As a parent, nothing is more devastating than harm done to your child. When harm is done to your child, your heart might break that you weren’t able to prevent it or protect them. Sexual abuse might be one of the hardest things a family could ever have to endure. But let’s not ignore that this is a real issue. Let’s not keep our heads in the sand that it isn’t really happening in our society. Let’s be informed, help our kids, and end sexual abuse.
Teen sexual abuse is far more prevalent than most care to acknowledge. Furthermore, since the subject has become taboo to discuss, it does not get the attention it so deserves. Approximately one out of every 9 girls and one out of every 53 boys under the age of 18 are sexually abused or assaulted by an adult. Even more disturbing, 82% of all sexual abuse victims under the age of 18 are female. Female teenagers, between the ages of 16-19 are four times more likely than the general population to become victims of a sexual assault, including rape or attempted rape. And, since many cases go unreported, the actual statistics are likely much higher than those indicated here.
These numbers are astronomical, if you really stop and think about it. As a society, we all need to be doing more to stop sexual abuse. Victims often feel a sense of shame or that they were to blame for the abuse. This tends to silence victims, allowing the perpetrators to get away with it, giving them an opportunity to abuse other innocent victims and not be held accountable for their actions. Furthermore, it perpetuates the cycle of abuse, shame and self-blame. It’s about time we started empowering one another to speak out and end sexual abuse. It is so important to speak up and end this abuse, as the effects can be devastating, and can affect young victims even into adulthood.
When a child or teen is sexually abused, it can have an effect on their mental health. Victims of sexual abuse are about four times more likely to struggle with substance abuse or experience Post Traumatic Stress Disorder as adults. They are also three times more likely to experience major depression in adulthood. They can be prone to anxiety, have trouble in their relationships, and even suffer from eating disorders. Being sexually abused is a traumatic experience, and the trauma can stay with a victim for their entire lifetime, wreaking havoc on their well-being. The longer the abuse continues, the more damage it can potentially cause.
With this is mind, it is important to understand some of the signs that someone has been or is currently being sexually abused. If you are aware of the sign and symptoms, and can help even one person get the help they need, then it’s as if you’ve saved their life. If you recognize these symptoms in your teen, a friend or family member, please talk to them, and assist them in getting the help they need.
Signs and Symptoms of Teen Sexual Abuse:
- Sudden change in personality. Example: Someone who was always bubbly, social, and talkative is suddenly quiet, isolated, and withdrawn.
- Change in attire. Example: Someone who used to wear short shorts and tank tops is now wearing jeans and sweatshirts all the time. Or the opposite, someone who was always very conservative is suddenly dressing in a very provocative way.
- Crying a lot
- Sleeping or eating significantly more or less than usual
- Seems to be staring off into space and not really present.

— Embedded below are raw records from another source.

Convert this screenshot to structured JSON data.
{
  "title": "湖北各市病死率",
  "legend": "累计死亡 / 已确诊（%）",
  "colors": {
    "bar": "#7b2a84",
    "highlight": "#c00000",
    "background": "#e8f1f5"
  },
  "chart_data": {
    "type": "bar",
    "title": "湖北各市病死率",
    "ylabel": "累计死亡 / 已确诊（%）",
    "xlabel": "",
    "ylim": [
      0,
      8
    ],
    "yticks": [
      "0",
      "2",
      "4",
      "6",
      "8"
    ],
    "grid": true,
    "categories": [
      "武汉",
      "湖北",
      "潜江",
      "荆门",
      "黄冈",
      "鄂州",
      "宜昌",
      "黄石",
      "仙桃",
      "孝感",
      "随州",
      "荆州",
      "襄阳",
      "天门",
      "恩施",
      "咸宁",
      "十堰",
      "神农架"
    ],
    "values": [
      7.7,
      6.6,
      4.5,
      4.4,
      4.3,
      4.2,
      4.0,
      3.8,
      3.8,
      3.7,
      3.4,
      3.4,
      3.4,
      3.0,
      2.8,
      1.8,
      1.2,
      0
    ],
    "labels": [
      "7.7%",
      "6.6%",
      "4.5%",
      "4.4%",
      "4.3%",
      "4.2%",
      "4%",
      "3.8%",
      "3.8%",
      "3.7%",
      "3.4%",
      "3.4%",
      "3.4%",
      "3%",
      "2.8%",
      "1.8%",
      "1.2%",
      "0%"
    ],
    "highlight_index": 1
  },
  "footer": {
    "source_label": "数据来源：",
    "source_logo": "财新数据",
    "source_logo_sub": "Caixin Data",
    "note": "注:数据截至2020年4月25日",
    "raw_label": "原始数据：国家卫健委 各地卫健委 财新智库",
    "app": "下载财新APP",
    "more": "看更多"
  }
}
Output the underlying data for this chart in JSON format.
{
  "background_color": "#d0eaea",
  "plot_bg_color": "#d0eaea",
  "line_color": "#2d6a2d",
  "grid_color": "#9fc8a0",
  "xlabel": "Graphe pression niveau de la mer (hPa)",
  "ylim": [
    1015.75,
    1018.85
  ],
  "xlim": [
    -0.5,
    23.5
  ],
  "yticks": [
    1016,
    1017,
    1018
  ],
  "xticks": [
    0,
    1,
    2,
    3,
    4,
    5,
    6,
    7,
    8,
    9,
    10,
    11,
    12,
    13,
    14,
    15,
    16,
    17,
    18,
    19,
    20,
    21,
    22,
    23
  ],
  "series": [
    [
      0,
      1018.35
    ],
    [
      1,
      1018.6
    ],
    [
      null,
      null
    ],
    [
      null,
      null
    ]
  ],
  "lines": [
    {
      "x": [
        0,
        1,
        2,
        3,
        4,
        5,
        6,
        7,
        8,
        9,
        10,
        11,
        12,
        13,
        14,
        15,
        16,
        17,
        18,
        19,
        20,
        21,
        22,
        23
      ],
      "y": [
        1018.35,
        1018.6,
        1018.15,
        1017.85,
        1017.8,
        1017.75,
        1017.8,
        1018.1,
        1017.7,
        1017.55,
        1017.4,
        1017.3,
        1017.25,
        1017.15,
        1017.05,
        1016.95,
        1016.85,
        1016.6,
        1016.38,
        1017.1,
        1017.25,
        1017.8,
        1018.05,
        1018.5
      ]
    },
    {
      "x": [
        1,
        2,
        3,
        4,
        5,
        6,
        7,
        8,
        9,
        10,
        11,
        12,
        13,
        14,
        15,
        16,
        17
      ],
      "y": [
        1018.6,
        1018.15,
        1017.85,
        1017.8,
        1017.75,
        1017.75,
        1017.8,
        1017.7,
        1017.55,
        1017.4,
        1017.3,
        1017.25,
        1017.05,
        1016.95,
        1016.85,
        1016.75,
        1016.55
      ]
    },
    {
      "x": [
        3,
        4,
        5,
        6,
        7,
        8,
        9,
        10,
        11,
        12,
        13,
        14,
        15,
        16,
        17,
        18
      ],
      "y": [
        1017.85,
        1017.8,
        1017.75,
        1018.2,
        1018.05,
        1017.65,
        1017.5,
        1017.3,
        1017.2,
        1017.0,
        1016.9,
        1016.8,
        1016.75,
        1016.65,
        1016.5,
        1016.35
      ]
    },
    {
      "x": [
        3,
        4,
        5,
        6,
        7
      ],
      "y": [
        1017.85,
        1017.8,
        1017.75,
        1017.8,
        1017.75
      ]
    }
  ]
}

- Making excuses not to do things they used to enjoy, such as hang out with friends or play sports
- Grades dropping
- Afraid to be alone
- Cutting themselves
- Abusing substances
- Talking (also drawing or writing) about a great deal of sexual content, more than typical for the age and the person
- Saying things that point towards the abuse, but making it sound like a joke. Example: “My stepdad is always staring at my boobs. I know he wants to have sex with me.”
- Physical symptoms, such as pain in genital area, STD’s, pregnancy, etc.
So, what can you do if you suspect your teen is being abused or notice these symptoms in another person who might be suffering from sexual abuse? Talk to your teen and tell them what you’ve noticed and why you’re concerned. Ask them if they’ve been sexually abused and make sure they know you will be non-judgmental and supportive if they tell you. Also, let them know that if they’re not comfortable talking to you about it, you’d be happy to bring them to another trusted adult, such as a therapist or religious official. You might need to call the police. Be supportive and be right there with your teen, so they know they are not alone.
It’s also important to know what to expect once you’ve told someone. Depending on the details, the victim might be questioned by police, or child protective services, or both. They might be asked to have a physical exam, both to document evidence and to assess any harm done to them. The perpetrator might be questioned and/or arrested, and a victim’s advocate might reach out to guide you and your teen and support your family through any potential legal processes that arise from this. Most importantly, your teen can get a therapist and/or a support group to help them heal from the trauma of the abuse.
It will not necessarily be easy. But the more you do to help your teen now, the better the rest of their life can be. Make sure to find a therapist who is kind, nurturing and empathetic, with specialized training in trauma and sexual abuse. Find a support group of other victims who understand what your teen is going through and can offer some hope that things will better. Let’s all do our part to end teen sexual abuse.